All i could do was smile. We were all in the kitchen and living room of her parents house, her brother, sister, brother in law, and .. her parents. Laughing and talking, having a good time. Eating ice cream, pie, Sunday dinner, just enjoying the evening, after what was an amazing church service on Easter Sunday, (also called Resurrection Sunday, or First Fruits)
The entire day was awesome! I had attended my church that morning, and enjoyed myself there as well..
As good as this day was, and knowing and realizing what the day meant deep down, that this day was celebrating that Jesus Christ rose from the dead, as good as the day had been, i knew there was a small part of me that had a different feeling. A small feeling of nerves. I was excited for the day, but also anxious..
I knew that after church i would end up at her parents house, just like the first time i visited her church. Her parents are so kind and basically made me feel right at home. Real down to earth people. (And i see every bit of her parents in her!)
But this time was different. The smiles, small talk, laughs, talking about how good church was, all of that was great, but i knew the time had come. Me and her talked about it…. originally my idea, became our idea, and there was no more waiting. The opportunity was at hand. It was time for…the conversation..
The whole time it felt like i was letting time slip away, it was like i froze up and could just smile and join in on the conversation.
Dont freeze up Joseph. You can do this! Its not hard, just relax and be yourself. Remember, you wanted to do this.. So follow through..
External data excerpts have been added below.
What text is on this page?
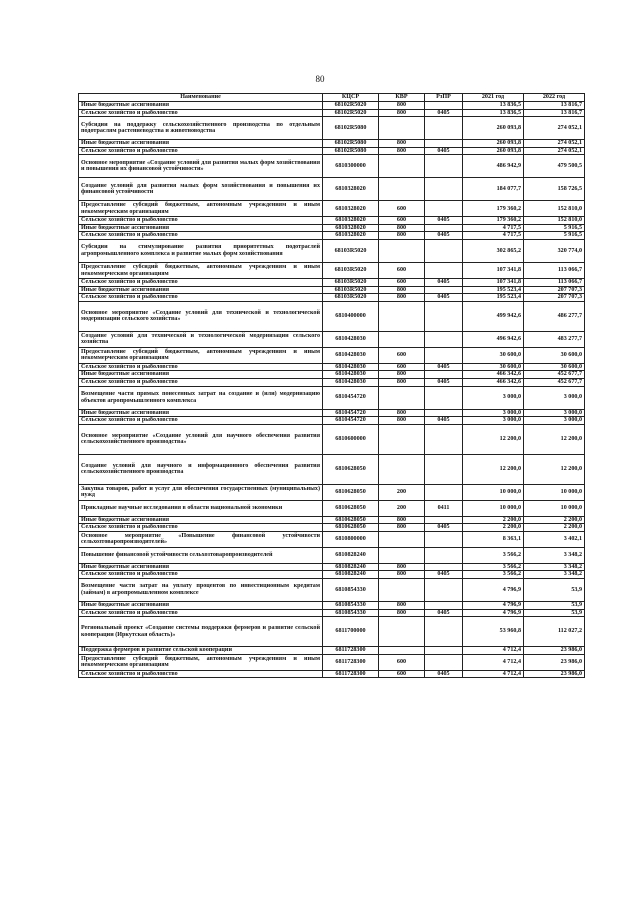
80
Наименование	КЦСР	КВР	РзПР	2021 год	2022 год
Иные бюджетные ассигнования	68102R5020	800		13 836,5	13 816,7
Сельское хозяйство и рыболовство	68102R5020	800	0405	13 836,5	13 816,7
Субсидии на поддержку сельскохозяйственного производства по отдельным подотраслям растениеводства и животноводства	68102R5080			260 093,8	274 052,1
Иные бюджетные ассигнования	68102R5080	800		260 093,8	274 052,1
Сельское хозяйство и рыболовство	68102R5080	800	0405	260 093,8	274 052,1
Основное мероприятие «Создание условий для развития малых форм хозяйствования и повышения их финансовой устойчивости»	6810300000			486 942,9	479 500,5
Создание условий для развития малых форм хозяйствования и повышения их финансовой устойчивости	6810328020			184 077,7	158 726,5
Предоставление субсидий бюджетным, автономным учреждениям и иным некоммерческим организациям	6810328020	600		179 360,2	152 810,0
Сельское хозяйство и рыболовство	6810328020	600	0405	179 360,2	152 810,0
Иные бюджетные ассигнования	6810328020	800		4 717,5	5 916,5
Сельское хозяйство и рыболовство	6810328020	800	0405	4 717,5	5 916,5
Субсидии на стимулирование развития приоритетных подотраслей агропромышленного комплекса и развитие малых форм хозяйствования	68103R5020			302 865,2	320 774,0
Предоставление субсидий бюджетным, автономным учреждениям и иным некоммерческим организациям	68103R5020	600		107 341,8	113 066,7
Сельское хозяйство и рыболовство	68103R5020	600	0405	107 341,8	113 066,7
Иные бюджетные ассигнования	68103R5020	800		195 523,4	207 707,3
Сельское хозяйство и рыболовство	68103R5020	800	0405	195 523,4	207 707,3
Основное мероприятие «Создание условий для технической и технологической модернизации сельского хозяйства»	6810400000			499 942,6	486 277,7
Создание условий для технической и технологической модернизации сельского хозяйства	6810428030			496 942,6	483 277,7
Предоставление субсидий бюджетным, автономным учреждениям и иным некоммерческим организациям	6810428030	600		30 600,0	30 600,0
Сельское хозяйство и рыболовство	6810428030	600	0405	30 600,0	30 600,0
Иные бюджетные ассигнования	6810428030	800		466 342,6	452 677,7
Сельское хозяйство и рыболовство	6810428030	800	0405	466 342,6	452 677,7
Возмещение части прямых понесенных затрат на создание и (или) модернизацию объектов агропромышленного комплекса	6810454720			3 000,0	3 000,0
Иные бюджетные ассигнования	6810454720	800		3 000,0	3 000,0
Сельское хозяйство и рыболовство	6810454720	800	0405	3 000,0	3 000,0
Основное мероприятие «Создание условий для научного обеспечения развития сельскохозяйственного производства»	6810600000			12 200,0	12 200,0
Создание условий для научного и информационного обеспечения развития сельскохозяйственного производства	6810628050			12 200,0	12 200,0
Закупка товаров, работ и услуг для обеспечения государственных (муниципальных) нужд	6810628050	200		10 000,0	10 000,0
Прикладные научные исследования в области национальной экономики	6810628050	200	0411	10 000,0	10 000,0
Иные бюджетные ассигнования	6810628050	800		2 200,0	2 200,0
Сельское хозяйство и рыболовство	6810628050	800	0405	2 200,0	2 200,0
Основное мероприятие «Повышение финансовой устойчивости сельхозтоваропроизводителей»	6810800000			8 363,1	3 402,1
Повышение финансовой устойчивости сельхозтоваропроизводителей	6810828240			3 566,2	3 348,2
Иные бюджетные ассигнования	6810828240	800		3 566,2	3 348,2
Сельское хозяйство и рыболовство	6810828240	800	0405	3 566,2	3 348,2
Возмещение части затрат на уплату процентов по инвестиционным кредитам (займам) в агропромышленном комплексе	6810854330			4 796,9	53,9
Иные бюджетные ассигнования	6810854330	800		4 796,9	53,9
Сельское хозяйство и рыболовство	6810854330	800	0405	4 796,9	53,9
Региональный проект «Создание системы поддержки фермеров и развитие сельской кооперации (Иркутская область)»	6811700000			53 960,8	112 027,2
Поддержка фермеров и развитие сельской кооперации	6811728300			4 712,4	23 986,0
Предоставление субсидий бюджетным, автономным учреждениям и иным некоммерческим организациям	6811728300	600		4 712,4	23 986,0
Сельское хозяйство и рыболовство	6811728300	600	0405	4 712,4	23 986,0
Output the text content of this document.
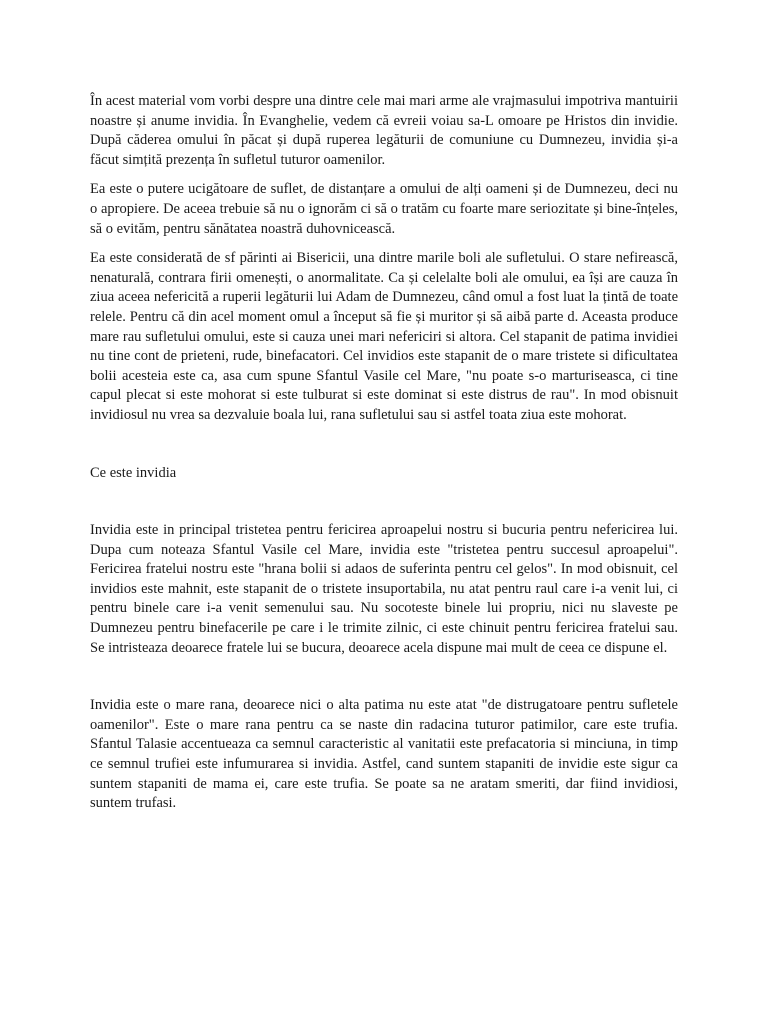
În acest material vom vorbi despre una dintre cele mai mari arme ale vrajmasului impotriva mantuirii noastre și anume invidia. În Evanghelie, vedem că evreii voiau sa-L omoare pe Hristos din invidie. După căderea omului în păcat și după ruperea legăturii de comuniune cu Dumnezeu, invidia și-a făcut simțită prezența în sufletul tuturor oamenilor.

Ea este o putere ucigătoare de suflet, de distanțare a omului de alți oameni și de Dumnezeu, deci nu o apropiere. De aceea trebuie să nu o ignorăm ci să o tratăm cu foarte mare seriozitate și bine-înțeles, să o evităm, pentru sănătatea noastră duhovnicească.

Ea este considerată de sf părinti ai Bisericii, una dintre marile boli ale sufletului. O stare nefirească, nenaturală, contrara firii omenești, o anormalitate. Ca și celelalte boli ale omului, ea își are cauza în ziua aceea nefericită a ruperii legăturii lui Adam de Dumnezeu, când omul a fost luat la țintă de toate relele. Pentru că din acel moment omul a început să fie și muritor și să aibă parte d. Aceasta produce mare rau sufletului omului, este si cauza unei mari nefericiri si altora. Cel stapanit de patima invidiei nu tine cont de prieteni, rude, binefacatori. Cel invidios este stapanit de o mare tristete si dificultatea bolii acesteia este ca, asa cum spune Sfantul Vasile cel Mare, "nu poate s-o marturiseasca, ci tine capul plecat si este mohorat si este tulburat si este dominat si este distrus de rau". In mod obisnuit invidiosul nu vrea sa dezvaluie boala lui, rana sufletului sau si astfel toata ziua este mohorat.

Ce este invidia

Invidia este in principal tristetea pentru fericirea aproapelui nostru si bucuria pentru nefericirea lui. Dupa cum noteaza Sfantul Vasile cel Mare, invidia este "tristetea pentru succesul aproapelui". Fericirea fratelui nostru este "hrana bolii si adaos de suferinta pentru cel gelos". In mod obisnuit, cel invidios este mahnit, este stapanit de o tristete insuportabila, nu atat pentru raul care i-a venit lui, ci pentru binele care i-a venit semenului sau. Nu socoteste binele lui propriu, nici nu slaveste pe Dumnezeu pentru binefacerile pe care i le trimite zilnic, ci este chinuit pentru fericirea fratelui sau. Se intristeaza deoarece fratele lui se bucura, deoarece acela dispune mai mult de ceea ce dispune el.

Invidia este o mare rana, deoarece nici o alta patima nu este atat "de distrugatoare pentru sufletele oamenilor". Este o mare rana pentru ca se naste din radacina tuturor patimilor, care este trufia. Sfantul Talasie accentueaza ca semnul caracteristic al vanitatii este prefacatoria si minciuna, in timp ce semnul trufiei este infumurarea si invidia. Astfel, cand suntem stapaniti de invidie este sigur ca suntem stapaniti de mama ei, care este trufia. Se poate sa ne aratam smeriti, dar fiind invidiosi, suntem trufasi.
Her brother in law figured out that it was time for me to have the talk with her parents, and what worked for him, was that he was himself and relaxed. he told me the same, and i did…
It wasn’t until the end of the evening, i finally stepped up to the plate and opened my mouth up and let her parents know that i wanted to talk to them about dating their daughter. Asking them for their advice, counsel, and blessing over our relationship.
Wait, Who does that anymore?
I wouldn’t use to do that. I have met the parents of previous gf’s but nothing like this. Nothing like meeting them, and actually wanting to make a priority to have their permission to date their daughter, like this time. This time i felt like it was necessary and heavily suggested.
And im glad i did. Both of their parents had very wise words to say to both of us, especially me. And you better believe those words were well received. What they told us was that we should establish and know for sure what our purpose is for being involved with each other, whether its God’s will that we remain just good friends or if He leads and guides us to something more (Hopefully). Her dad told me something that i felt was key. He said we should know for sure where we are in our lives, and if we are ready for marriage or a serious serious relationship. I felt that was important, cause thats been a thought I’ve had. Its something i will have to pray about for sure.
Not many relationships really start when the guy asks the girl’s parents for their permission and grace and blessing anymore. Not too many start like that anymore, because its conceived of being something old school. Well i may be just 20, but i do have some old school in me.
having the conversation wasn’t as bad as i initially thought it would be . I had a small fear that her dad would say i wasn’t ready or something as bad as she’s too good for you and that yall could just be friends.. but the inner peace God gave me, allowed me to push the doubt and fear out of my mind.
I feel if two people just want to have the type of relationship the world tries to paint, alot of emotion, not alot of purpose or drive to go higher, but just love (or lust) each other, just because of the feeling of being together, than personally i don’t think that relationship has much of a future, just alot of living in the moment.
her dad told us in the conversation that we shouldn’t just live in the moment, with our relationship, or as individuals, but we should also have a mindset for the future, and understand our God-given purpose for ourselves.
Thats what its all about.
Whether this courtship leads to marriage or not, only God knows, I can truly say I’m proud of myself for stepping up and following through with initiating the conversation with her parents. I listened carefully and received all that was said, and took to heart. I thank God for giving me courage to want to talk to her parents, for giving me concentration and patience to listen, and I thank Him for blessing me with the opportunity thus far, to enjoy this courtship with a beautiful God-fearing girlfriend (i can say girlfriend now) 🙂 and also giving me the chance to not only spend time with her, but also her family. I feel thats extremely important. I hope and pray she gets the same opportunity soon to be around my family, so they can get to meet her, and see what i see in her.
In my opinion, the conversation with the parents is the second most important conversation. ultimately the most important conversation is the conversation between each other, and God.
Now you can say I’m no longer nervous! But very happy! and excited for whats to come!